Data Cleaning - How to remove outliers & duplicates

After learning to read formhub datasets into R, you may want to take a few steps in cleaning your data. In this example, we'll learn step-by-step how to select the variables, paramaters and desired values for outlier elimination.

Begin with reading in your data set… we'll use an example data set about schools.

library(formhub)
my_data <- formhubRead("~/Downloads/MyDataSet.csv", "~/Downloads/MyForm.json")

followed by selecting a variable that you want to do outlier work on. Let's look at the total amount of female pupils per school for this particular data set, labeled as num_students_total_gender.num_students_female.

library(ggplot2)  #install.packages('ggplot2') may need to be run if you don't have the package
qplot(data = my_data, x = num_students_total_gender.num_students_female) + ylab("Number of Schools")

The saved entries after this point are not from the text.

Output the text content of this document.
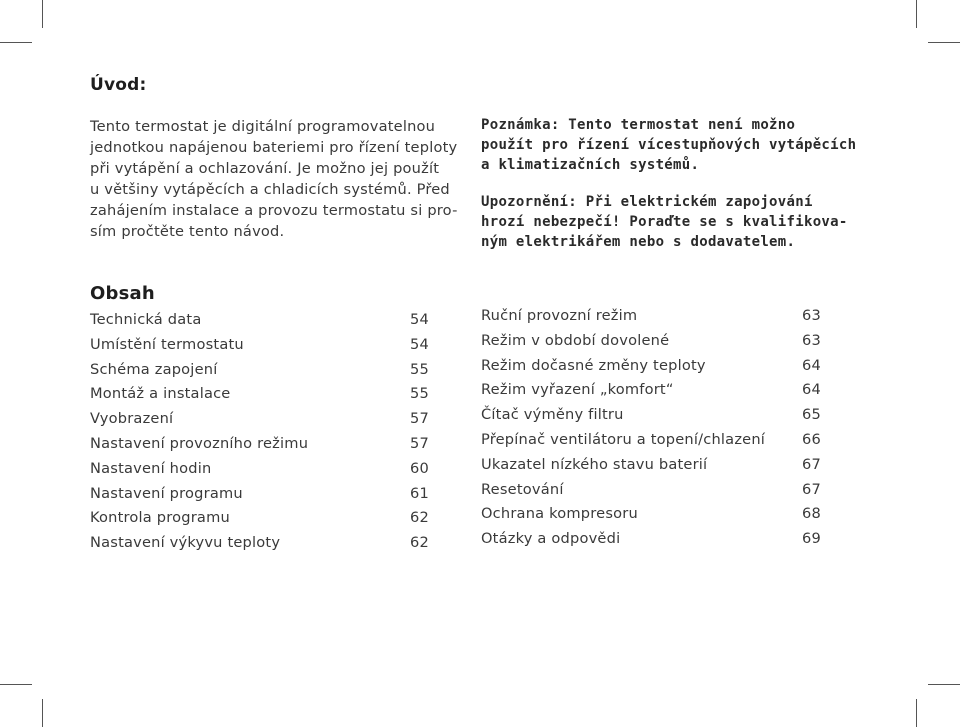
Úvod:

Tento termostat je digitální programovatelnou

jednotkou napájenou bateriemi pro řízení teploty

při vytápění a ochlazování. Je možno jej použít

u většiny vytápěcích a chladicích systémů. Před

zahájením instalace a provozu termostatu si pro-

sím pročtěte tento návod.

Poznámka: Tento termostat není možno

použít pro řízení vícestupňových vytápěcích

a klimatizačních systémů.

Upozornění: Při elektrickém zapojování

hrozí nebezpečí! Poraďte se s kvalifikova-

ným elektrikářem nebo s dodavatelem.

Obsah
Technická data	54
Umístění termostatu	54
Schéma zapojení	55
Montáž a instalace	55
Vyobrazení	57
Nastavení provozního režimu	57
Nastavení hodin	60
Nastavení programu	61
Kontrola programu	62
Nastavení výkyvu teploty	62
Ruční provozní režim	63
Režim v období dovolené	63
Režim dočasné změny teploty	64
Režim vyřazení „komfort“	64
Čítač výměny filtru	65
Přepínač ventilátoru a topení/chlazení	66
Ukazatel nízkého stavu baterií	67
Resetování	67
Ochrana kompresoru	68
Otázky a odpovědi	69
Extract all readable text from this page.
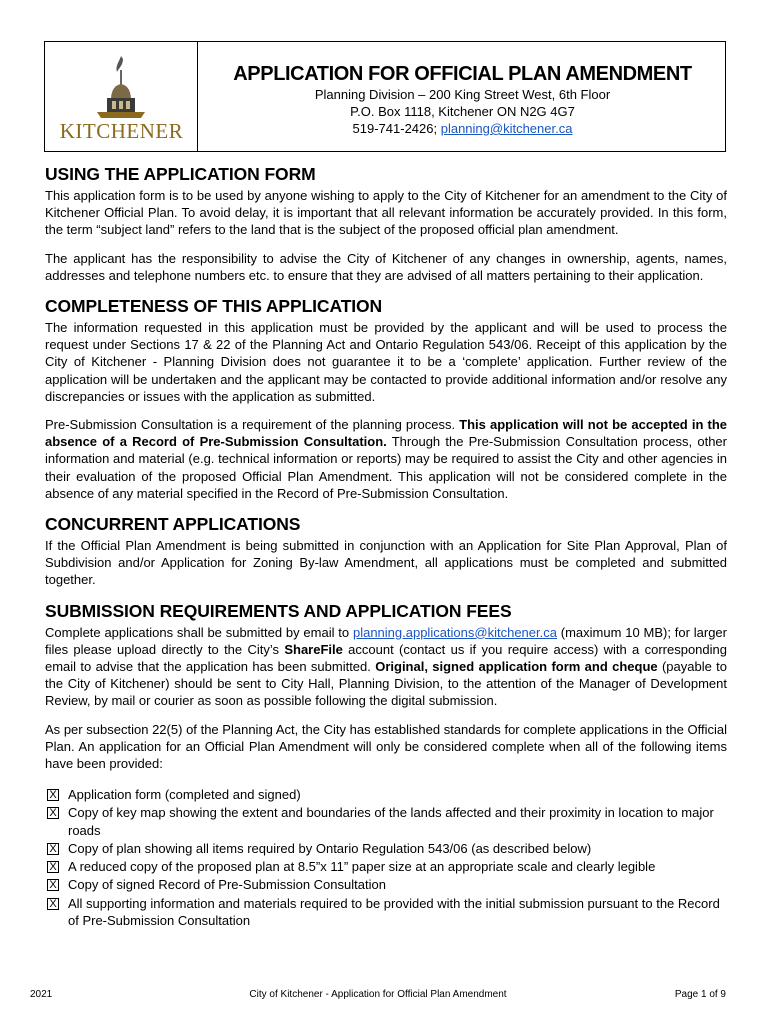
KITCHENER
APPLICATION FOR OFFICIAL PLAN AMENDMENT
Planning Division – 200 King Street West, 6th Floor
P.O. Box 1118, Kitchener ON N2G 4G7
519-741-2426; planning@kitchener.ca
USING THE APPLICATION FORM

This application form is to be used by anyone wishing to apply to the City of Kitchener for an amendment to the City of Kitchener Official Plan. To avoid delay, it is important that all relevant information be accurately provided. In this form, the term “subject land” refers to the land that is the subject of the proposed official plan amendment.

The applicant has the responsibility to advise the City of Kitchener of any changes in ownership, agents, names, addresses and telephone numbers etc. to ensure that they are advised of all matters pertaining to their application.

COMPLETENESS OF THIS APPLICATION

The information requested in this application must be provided by the applicant and will be used to process the request under Sections 17 & 22 of the Planning Act and Ontario Regulation 543/06. Receipt of this application by the City of Kitchener - Planning Division does not guarantee it to be a ‘complete’ application. Further review of the application will be undertaken and the applicant may be contacted to provide additional information and/or resolve any discrepancies or issues with the application as submitted.

Pre-Submission Consultation is a requirement of the planning process. This application will not be accepted in the absence of a Record of Pre-Submission Consultation. Through the Pre-Submission Consultation process, other information and material (e.g. technical information or reports) may be required to assist the City and other agencies in their evaluation of the proposed Official Plan Amendment. This application will not be considered complete in the absence of any material specified in the Record of Pre-Submission Consultation.

CONCURRENT APPLICATIONS

If the Official Plan Amendment is being submitted in conjunction with an Application for Site Plan Approval, Plan of Subdivision and/or Application for Zoning By-law Amendment, all applications must be completed and submitted together.

SUBMISSION REQUIREMENTS AND APPLICATION FEES

Complete applications shall be submitted by email to planning.applications@kitchener.ca (maximum 10 MB); for larger files please upload directly to the City’s ShareFile account (contact us if you require access) with a corresponding email to advise that the application has been submitted. Original, signed application form and cheque (payable to the City of Kitchener) should be sent to City Hall, Planning Division, to the attention of the Manager of Development Review, by mail or courier as soon as possible following the digital submission.

As per subsection 22(5) of the Planning Act, the City has established standards for complete applications in the Official Plan. An application for an Official Plan Amendment will only be considered complete when all of the following items have been provided:

X Application form (completed and signed)
X Copy of key map showing the extent and boundaries of the lands affected and their proximity in location to major roads
X Copy of plan showing all items required by Ontario Regulation 543/06 (as described below)
X A reduced copy of the proposed plan at 8.5”x 11” paper size at an appropriate scale and clearly legible
X Copy of signed Record of Pre-Submission Consultation
X All supporting information and materials required to be provided with the initial submission pursuant to the Record of Pre-Submission Consultation
2021	City of Kitchener - Application for Official Plan Amendment	Page 1 of 9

plot of chunk unnamed-chunk-1

A quick eye-balling of the plot tells us that there are a couple of female student outliers that are quite high - as indicated by the extension of x-axis to 5000. Zooming in our plot may help look at the distribution better:

qplot(data = my_data, x = num_students_total_gender.num_students_female) + ylab("Number of Schools") + 
    xlim(c(0, 1500))

plot of chunk unnamed-chunk-2

Round 1: na.strings

There is a weird-looking spike at 1000. If we zoom in, the problem looks to be right around 1000.

qplot(data = my_data, x = num_students_total_gender.num_students_female) + ylab("Number of Schools") + 
    xlim(c(900, 1100))

plot of chunk unnamed-chunk-3


qplot(data = my_data, x = num_students_total_gender.num_students_female) + ylab("Number of Schools") + 
    xlim(c(990, 1010))

plot of chunk unnamed-chunk-3

Oh, looks like the spike is of the value “999”, which (in its negative version) is often used as a “Do Not Know” type of value in surveys. R lets us deal with individual vlaues like this by specifying an na.strings parameter when reading in csvs; this is exposed in the formhubRead function. So we can get rid of this value by re-reading our dataset while providing the na.strings parameter:

my_data <- formhubRead("~/Downloads/MyDataSet.csv", "~/Downloads/MyForm.json", 
    na.strings = c("999"))
qplot(data = my_data, x = num_students_total_gender.num_students_female) + ylab("Number of Schools") + 
    xlim(c(0, 1500))

plot of chunk unnamed-chunk-4

Phew, no weird spike near 1000! If you are using values such as “-999”, “999” or something else for your “NA” values, it is good practice to include them in your na.strings when you call formhubRead or formhubDownload.

Round 2: outlier cut-offs

However, our super-high outlier is still present at the dataset. At this zoom level, we that the vast majority of schools have less than 500 female pupils. For the sake of crudely setting our outlier paramaters, let's say that any facility reporting to have over 1000 female pupils will be counted as an outlier. The simple way to take this outlier out in R would be say something like my_data$num_students_total_gender.num_students_female <- ifelse(mydata$num_students_total_gender.num_students_female > 1000, NA, my_data$num_students_total_gender.num_students_female). However, since besides being verbose, this method is also quite slow, we have written the following outlierReplace function. It takes a dataframe, a vector of columns (or a single column), a vector of rows (or a single row), and the new value to set to it (which we'll default to NA). This function makes it easy to write outlier-replacement commands, which you'll see below. You should feel free to copy this into your R scripts to do outlier replacements yourselves, but do note that the outlierReplace function will replace data in your dataframe directly.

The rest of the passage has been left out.